Any actual numbers to back this up? I don't see how nationalizing a very cutting edge technology outside of wartime is going to go super well. The leverage that these companies have is the same leverage that TSMC has: you can't just take over and expect things to rocket at the pace its going
Currently AI has generated no profit. And as it sits, is a non viable business.
I refuse to include the sellers of shovels as AI revenue.
If the companies buying the shovels are still losing money, then the tool supplier fortunes have nothing to do with the economics of the AI application layer, who is losing money on every prompt.
There's clearly also a lot of pent up demand in the corporate world for inference, the problem is that it's currently expensive enough that enterprises are balking at the cost before they've had a chance to refine processes and see projects through to fruition. That's a tractable problem to solve though.
Airlines, for example, which are so profitable they continually go bankrupt.
If you were to take 500 computers with older 1080 GPUs, you might have enough compute/ram equivalent to an H200 GPU for training such a model. Maybe take 10000.
But if those machines are spread over 10000 homes, wired with residential internet service, training a large model will not get anywhere.
You go from "data in the same HBM memory chip" at 4.8TB/s or "data in adjacent GPU" with NVlink at 1.2 TB/s down to 25 MBit/s upload speed. Accessing the next piece of data is going to be about a Million times slower. At the same time you will heat a thousand times more, for a Million times longer.
One would question why this hasn't already happened as the rule and as opposed to the proliferation of private data centers. However, I am sure the answers are plain and perhaps saddening to us all.
The thing that big models will always bring to the table is the ability to YOLO weak/under-specified prompts, and spend less time in the loop making sure work gets partitioned correctly. For smaller/simpler tasks the P(success) difference isn't that big.
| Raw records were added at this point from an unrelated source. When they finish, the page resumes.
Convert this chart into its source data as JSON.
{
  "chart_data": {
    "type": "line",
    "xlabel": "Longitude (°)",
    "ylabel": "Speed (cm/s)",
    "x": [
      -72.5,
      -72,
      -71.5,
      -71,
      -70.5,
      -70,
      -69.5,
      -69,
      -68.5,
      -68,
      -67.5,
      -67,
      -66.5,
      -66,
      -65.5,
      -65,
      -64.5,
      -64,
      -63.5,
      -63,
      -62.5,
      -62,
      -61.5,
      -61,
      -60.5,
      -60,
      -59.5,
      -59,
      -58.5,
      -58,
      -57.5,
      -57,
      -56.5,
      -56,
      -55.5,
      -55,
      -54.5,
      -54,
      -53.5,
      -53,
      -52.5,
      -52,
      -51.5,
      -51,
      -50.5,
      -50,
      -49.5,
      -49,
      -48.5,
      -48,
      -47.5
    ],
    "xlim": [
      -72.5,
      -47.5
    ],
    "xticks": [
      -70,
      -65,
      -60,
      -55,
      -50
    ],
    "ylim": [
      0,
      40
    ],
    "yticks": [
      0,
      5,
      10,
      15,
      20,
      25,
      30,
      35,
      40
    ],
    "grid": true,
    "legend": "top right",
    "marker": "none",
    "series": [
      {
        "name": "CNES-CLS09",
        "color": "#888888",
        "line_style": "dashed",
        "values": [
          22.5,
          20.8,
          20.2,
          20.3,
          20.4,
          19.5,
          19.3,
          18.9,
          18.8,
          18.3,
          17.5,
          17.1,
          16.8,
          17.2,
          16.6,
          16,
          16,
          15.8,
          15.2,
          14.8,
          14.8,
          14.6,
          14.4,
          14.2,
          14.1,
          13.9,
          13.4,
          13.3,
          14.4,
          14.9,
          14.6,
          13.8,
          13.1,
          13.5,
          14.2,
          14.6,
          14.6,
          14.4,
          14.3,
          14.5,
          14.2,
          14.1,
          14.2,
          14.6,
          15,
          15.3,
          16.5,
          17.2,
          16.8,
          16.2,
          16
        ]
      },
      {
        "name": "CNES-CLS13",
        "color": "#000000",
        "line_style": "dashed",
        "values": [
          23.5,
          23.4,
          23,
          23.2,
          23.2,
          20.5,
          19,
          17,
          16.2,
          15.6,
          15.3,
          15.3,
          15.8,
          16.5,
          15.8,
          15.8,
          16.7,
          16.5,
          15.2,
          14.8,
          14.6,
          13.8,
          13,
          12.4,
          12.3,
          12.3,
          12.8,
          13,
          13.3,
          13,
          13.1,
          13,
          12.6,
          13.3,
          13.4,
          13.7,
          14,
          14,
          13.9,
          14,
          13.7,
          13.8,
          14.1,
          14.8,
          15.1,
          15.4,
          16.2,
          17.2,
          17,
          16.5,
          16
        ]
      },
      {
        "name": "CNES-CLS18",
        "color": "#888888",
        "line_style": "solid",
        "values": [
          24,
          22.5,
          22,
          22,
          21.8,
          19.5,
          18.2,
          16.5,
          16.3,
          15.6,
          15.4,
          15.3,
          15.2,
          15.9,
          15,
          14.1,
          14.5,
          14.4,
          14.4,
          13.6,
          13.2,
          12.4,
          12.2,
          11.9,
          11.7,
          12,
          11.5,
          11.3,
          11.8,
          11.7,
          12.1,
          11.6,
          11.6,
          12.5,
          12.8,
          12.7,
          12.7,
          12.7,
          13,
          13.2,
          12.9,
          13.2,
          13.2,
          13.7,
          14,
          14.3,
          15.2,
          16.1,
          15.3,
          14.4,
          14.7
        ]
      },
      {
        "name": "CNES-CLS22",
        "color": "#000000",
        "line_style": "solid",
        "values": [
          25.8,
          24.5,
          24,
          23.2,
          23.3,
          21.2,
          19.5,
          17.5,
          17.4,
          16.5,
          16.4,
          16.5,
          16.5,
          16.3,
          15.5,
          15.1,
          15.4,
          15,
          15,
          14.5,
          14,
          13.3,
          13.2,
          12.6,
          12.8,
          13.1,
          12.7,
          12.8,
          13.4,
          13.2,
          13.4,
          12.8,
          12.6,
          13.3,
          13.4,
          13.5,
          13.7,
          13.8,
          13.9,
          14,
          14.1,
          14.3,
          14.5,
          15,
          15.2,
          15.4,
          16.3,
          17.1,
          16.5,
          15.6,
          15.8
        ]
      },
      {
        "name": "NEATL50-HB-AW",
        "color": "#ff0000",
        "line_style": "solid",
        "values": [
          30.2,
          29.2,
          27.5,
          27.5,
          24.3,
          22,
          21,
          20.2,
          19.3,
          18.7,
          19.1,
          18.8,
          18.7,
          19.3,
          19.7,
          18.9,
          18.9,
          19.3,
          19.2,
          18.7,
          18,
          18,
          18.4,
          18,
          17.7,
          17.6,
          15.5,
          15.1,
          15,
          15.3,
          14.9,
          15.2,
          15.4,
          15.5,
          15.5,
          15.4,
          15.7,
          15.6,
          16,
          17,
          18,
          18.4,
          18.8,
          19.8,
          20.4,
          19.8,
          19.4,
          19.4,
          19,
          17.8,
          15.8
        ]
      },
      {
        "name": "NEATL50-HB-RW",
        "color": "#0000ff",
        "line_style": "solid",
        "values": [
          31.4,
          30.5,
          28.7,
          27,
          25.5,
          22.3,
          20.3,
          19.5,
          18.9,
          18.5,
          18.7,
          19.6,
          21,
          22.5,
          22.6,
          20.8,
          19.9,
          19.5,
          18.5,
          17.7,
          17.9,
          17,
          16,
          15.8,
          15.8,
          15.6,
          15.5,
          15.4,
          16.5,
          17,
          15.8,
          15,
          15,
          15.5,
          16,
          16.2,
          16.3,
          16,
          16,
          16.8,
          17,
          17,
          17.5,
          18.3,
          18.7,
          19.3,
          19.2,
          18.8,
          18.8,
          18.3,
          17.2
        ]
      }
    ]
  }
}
Disagreed. GLM-5.1 is easily as good as Opus 4.5 for all the coding purposes I could throw at it, which is the model that kicked this entire hype cycle into overdrive in the first place.
One being that extrapolating from like 3 data points is hardly science. All trends break at some point.
The other is that the measures to prevent distillation of their models (if it was a secret sauce of Chinese models) could work if nobody is allowed to use them.
I mean thats good, but they'd have to also build thier own dataset. Which involves either paying people, or breaking the law.
Plus if they do manage to make it work, they will not get any tax revenue from it, as it'll remove the need for labour, which is where a huge amount of tax revenues come from.
its a deeply hard problem with lots of second/third order effects.
The first part is not really true though, the chips are not that much faster, the DRAM is not that much faster, and in aggregate it does not matter because there is just so much more consumer hardware out there (although perhaps that is changing as supply shifts toward datacenters).
The interconnect and data locality is the problem. If you could train it like e.g. you can render a scene with monte carlo ray tracing, any result from any node could be merged with any other and the combined result would have converged closer to the limit. I am sure research in that direction exists, it just has not proven effective within the scales it has been attempted.